Добавить в цитаты Настройки чтения

Страница 6 из 15



— Отпор я, конечно, ему дала, — сказала Валя, задыхаясь, — но считаю недопустимым и хочу заявить. Потому что я считаю недопустимым.

— Ну конечно, а то как же, — согласился Драганов. — А ты присядь, товарищ Крапивина. Уже потому недопустимо, думаю, что ты же не просто так студентка, верно? Мы все помним Колю Тузеева. Мы помним стихи товарища Комлева про девушку Валю. А девушка Валя, как будто заранее скорбя, она чересчур осторожно любила тебя. И тут такое. Нужно примерно наказать, правда?

— То есть я дала отпор, конечно, — говорила Валя, словно этим отпором можно было еще поправить дело. Но вдруг ей самой стала противна своя суетливость. В конце концов, кто поставил ее в это положение, кто вообще ее вынудил? Если бы он не полез руки свои распускать, ничего бы этого не было, Фомина не держала бы ее на крючке и сама она не стояла бы тут сейчас в идиотском положении. — Но поскольку против моего желания и никак со мной не согласовав… ничего вообще никак…

И после она ничего почти не помнила — ни что говорила, ни как писала.

- 6 -

В следующий вторник Драганов поджидал Мишу у выхода из третьей поточной аудитории.

Он был неулыбчив и деловит.

— Пойдем, товарищ Гвирцман, потолкуем, — и они отправились на третий этаж, причем Миша, идиот, шел радостно, предвкушая общественное поручение.
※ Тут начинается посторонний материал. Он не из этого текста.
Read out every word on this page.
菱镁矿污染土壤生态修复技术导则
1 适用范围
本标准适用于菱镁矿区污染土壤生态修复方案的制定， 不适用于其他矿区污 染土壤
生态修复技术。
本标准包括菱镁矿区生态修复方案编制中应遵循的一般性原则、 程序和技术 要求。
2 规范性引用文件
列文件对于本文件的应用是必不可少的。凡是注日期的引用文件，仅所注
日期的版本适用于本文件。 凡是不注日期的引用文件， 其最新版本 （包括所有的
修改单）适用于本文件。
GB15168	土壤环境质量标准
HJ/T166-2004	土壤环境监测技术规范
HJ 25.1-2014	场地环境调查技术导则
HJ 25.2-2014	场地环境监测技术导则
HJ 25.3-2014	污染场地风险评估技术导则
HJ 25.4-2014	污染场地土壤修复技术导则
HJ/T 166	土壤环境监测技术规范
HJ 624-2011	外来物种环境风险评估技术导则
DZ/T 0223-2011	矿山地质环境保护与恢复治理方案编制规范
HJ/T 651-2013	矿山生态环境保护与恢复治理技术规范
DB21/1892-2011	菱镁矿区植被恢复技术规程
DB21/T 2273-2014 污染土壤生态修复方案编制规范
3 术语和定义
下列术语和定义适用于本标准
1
Что скрывать, по–настоящему он был в этом смысле невостребован. Выступить от курса в Доме литераторов, сочинить стенгазету — сколько угодно, но у него были идеи по очеловечиванию, усложнению агитации, он был уверен, что нужно меньше барабанного боя, и теперь Драганов — поговорив, может быть, с Борисом, главным активистом курса, — обратился к настоящему резерву.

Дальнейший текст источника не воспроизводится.